Tout le monde écoute religieusement, on sent dans l'assemblée une émotion intense. Je ne serais pas surpris de remarquer quelques larmes si j'étais en état de le faire mais, encore un peu commotionné, je ne pourrais l'affirmer vraiment.

-    Aujourd'hui, je vais vous prouver la puissance de la Force ! Longtemps vous avez cru que cela n'était que légende, fadaise, affabulations de ma part et pourtant vous allez aujourd'hui vérifier que mes visions étaient justes ! D'ailleurs, Elizabeth Teissier, cette adorable vieille pétasse, m'en faisait encore l'éloge il y a peu, sans compter les innombrables cartomanciennes et autres sorcières mercantiles de cette planète. Bref, aujourd'hui, presque maintenant, j'ai envie de dire, moi, Obi Wan Kenobi, je vais vous rendre votre liberté ! Allez Lou Yah !

Et les autres de l'acclamer avec ferveur, presque fanatisme ! Ils se mettent à danser sur place, se tapent sur les épaules et hurlent de joie. J'ignore depuis combien de temps exactement ils sont coincés sur Terre mais si leur joie est à la dimension de leur attente, alors je peux en conclure qu'ils sont là depuis très longtemps !

-    Pourtant, toute notre puissance galactique n'aurait pas suffit pour obtenir notre libération. Contre toute attente, nous ne somme rien sans... ça ! reprend-il en me désignant.

Et tout le monde de me regarder. Je sens une bonne centaine de têtes se tourner vers moi. Du coup, je ne sais pas trop quelle conduite tenir. C'est vrai quoi ! Je suis celui qui pourra mettre en place la bille dans la couronne. Moi, et personne d'autre ne pourrait le faire. Pourquoi, ça reste encore à élucider mais la chose est assurée ; je suis l’Élu !

C'est pour ça que je ne sais pas comment me comporter. Peut-être pourrais-je pérorer comme une vieille mégère, sourire de mes belles dents en plastique, ronronner comme une vieille chatte sur le point de se taper un petit gigolo aguiché à coups de billets de banque ? Ou, plutôt, faire honneur à la gloire du nom que je porte et me comporter comme un roi honorable et juste pourrait le faire ? Je ne sais pas. Pour ma défense, je dois préciser que je ne connais pas plus de vieilles mégères que de roi...

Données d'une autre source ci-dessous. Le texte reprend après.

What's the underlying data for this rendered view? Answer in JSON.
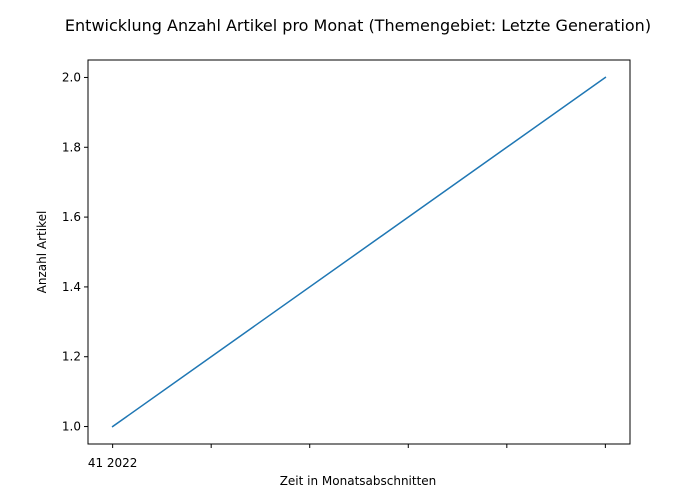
{
  "chart_data": {
    "type": "line",
    "title": "Entwicklung Anzahl Artikel pro Monat (Themengebiet: Letzte Generation)",
    "xlabel": "Zeit in Monatsabschnitten",
    "ylabel": "Anzahl Artikel",
    "x_tick_labels": [
      "41 2022",
      "",
      "",
      "",
      "",
      ""
    ],
    "y_ticks": [
      1.0,
      1.2,
      1.4,
      1.6,
      1.8,
      2.0
    ],
    "y_tick_labels": [
      "1.0",
      "1.2",
      "1.4",
      "1.6",
      "1.8",
      "2.0"
    ],
    "xlim": [
      -0.25,
      5.25
    ],
    "ylim": [
      0.95,
      2.05
    ],
    "series": [
      {
        "x": [
          0,
          5
        ],
        "values": [
          1.0,
          2.0
        ],
        "color": "#1f77b4"
      }
    ],
    "grid": false,
    "legend": "none"
  }
}
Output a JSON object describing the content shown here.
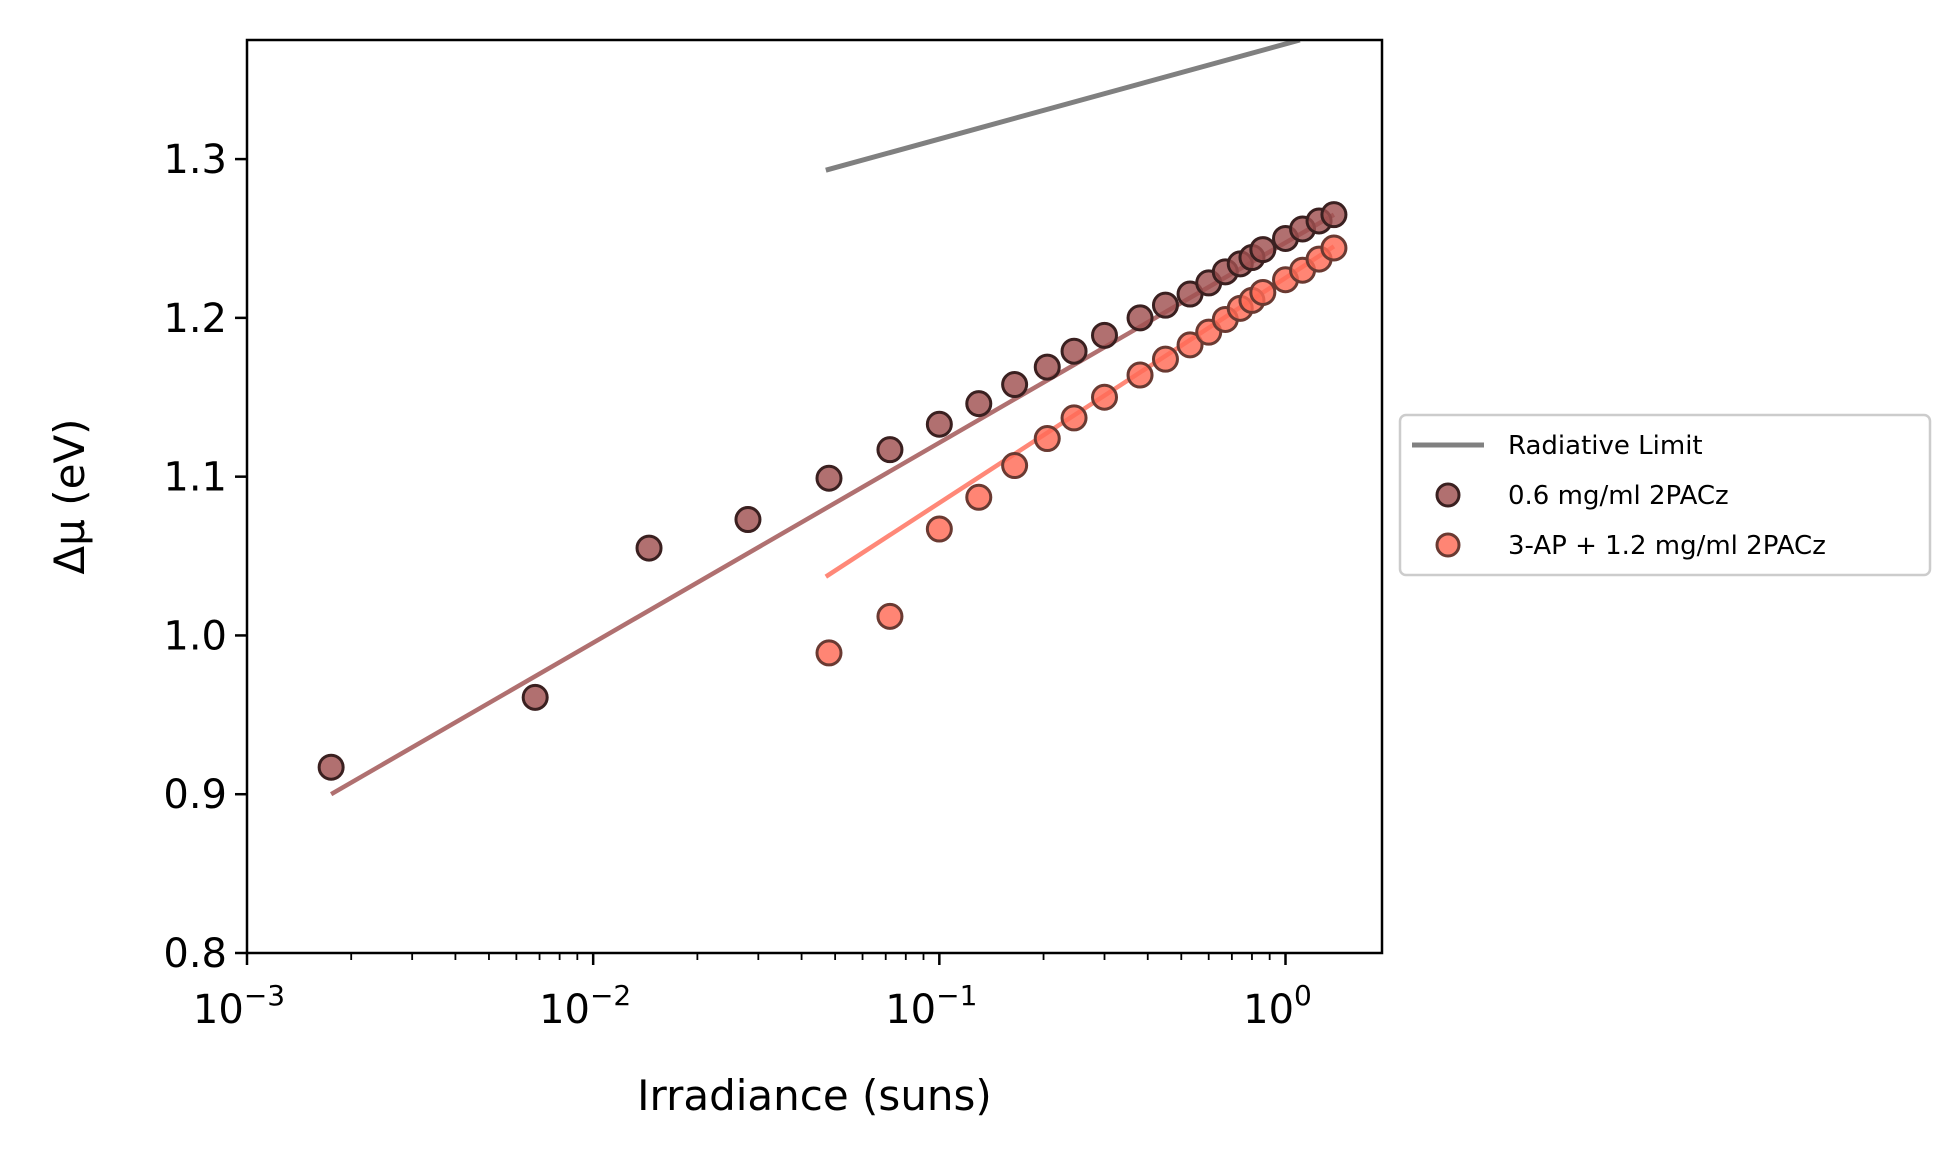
{
  "chart_data": {
    "type": "scatter",
    "xlabel": "Irradiance (suns)",
    "ylabel": "Δμ (eV)",
    "xscale": "log",
    "xlim": [
      0.001,
      1.9
    ],
    "ylim": [
      0.8,
      1.375
    ],
    "x_ticks": [
      {
        "value": 0.001,
        "base": "10",
        "exp": "−3"
      },
      {
        "value": 0.01,
        "base": "10",
        "exp": "−2"
      },
      {
        "value": 0.1,
        "base": "10",
        "exp": "−1"
      },
      {
        "value": 1,
        "base": "10",
        "exp": "0"
      }
    ],
    "y_ticks": [
      {
        "value": 0.8,
        "label": "0.8"
      },
      {
        "value": 0.9,
        "label": "0.9"
      },
      {
        "value": 1.0,
        "label": "1.0"
      },
      {
        "value": 1.1,
        "label": "1.1"
      },
      {
        "value": 1.2,
        "label": "1.2"
      },
      {
        "value": 1.3,
        "label": "1.3"
      }
    ],
    "grid": false,
    "legend_placement": "center-left outside right",
    "series": [
      {
        "name": "Radiative Limit",
        "kind": "line",
        "color": "#808080",
        "x": [
          0.047,
          1.1
        ],
        "y": [
          1.293,
          1.375
        ]
      },
      {
        "name": "0.6 mg/ml 2PACz",
        "kind": "scatter",
        "color": "#a05050",
        "edge": "#3a2020",
        "x": [
          0.00175,
          0.0068,
          0.0145,
          0.028,
          0.048,
          0.072,
          0.1,
          0.13,
          0.165,
          0.205,
          0.245,
          0.3,
          0.38,
          0.45,
          0.53,
          0.6,
          0.67,
          0.74,
          0.8,
          0.86,
          1.0,
          1.12,
          1.25,
          1.38
        ],
        "y": [
          0.917,
          0.961,
          1.055,
          1.073,
          1.099,
          1.117,
          1.133,
          1.146,
          1.158,
          1.169,
          1.179,
          1.189,
          1.2,
          1.208,
          1.215,
          1.222,
          1.229,
          1.234,
          1.238,
          1.243,
          1.25,
          1.256,
          1.261,
          1.265
        ]
      },
      {
        "name": "3-AP + 1.2 mg/ml 2PACz",
        "kind": "scatter",
        "color": "#ff6a55",
        "edge": "#6a3a32",
        "x": [
          0.048,
          0.072,
          0.1,
          0.13,
          0.165,
          0.205,
          0.245,
          0.3,
          0.38,
          0.45,
          0.53,
          0.6,
          0.67,
          0.74,
          0.8,
          0.86,
          1.0,
          1.12,
          1.25,
          1.38
        ],
        "y": [
          0.989,
          1.012,
          1.067,
          1.087,
          1.107,
          1.124,
          1.137,
          1.15,
          1.164,
          1.174,
          1.183,
          1.191,
          1.199,
          1.206,
          1.211,
          1.216,
          1.224,
          1.23,
          1.237,
          1.244
        ]
      }
    ],
    "fits": [
      {
        "for": "0.6 mg/ml 2PACz",
        "color": "#b07070",
        "x": [
          0.00175,
          1.38
        ],
        "y": [
          0.9,
          1.265
        ]
      },
      {
        "for": "3-AP + 1.2 mg/ml 2PACz",
        "color": "#ff8878",
        "x": [
          0.047,
          1.38
        ],
        "y": [
          1.037,
          1.245
        ]
      }
    ]
  }
}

Alors, je décide soudain de faire à ma façon, c'est-à-dire avec ce naturel un peu brut qui me caractérise le mieux : direct au but !

-    Messieurs les Extra-Terrestres, commencé-je pour alléger un peu de la lourdeur des regards posés sur moi, sachez que c'est un honneur pour moi de participer à la fin de cet épisode galactique, à la fin de votre long emprisonnement sur ma planète. Si j'ignore encore pourquoi c'est moi qui fut un jour choisi pour votre bonheur, sachez que c'est avec fierté que je vous aiderai à foutre le camp de chez moi !

-    C'est une bonne remarque ! m'interrompt le Jedi, jaloux de garder la parole et, surtout, toute la gloire de l'instant. Tu ne peux pas comprendre pourquoi c'est toi
 qui mettra un terme à cette aventure ! Normal, tu n'es qu'un humain et...

-    Ouais, juste un humain, le coupé-je à mon tour, vexé de sa pique. En attendant, sans moi, vous pouvez vous l'arrondir et vous la mettre bien profond si je décide de vous laisser quimper, n'est-ce pas ?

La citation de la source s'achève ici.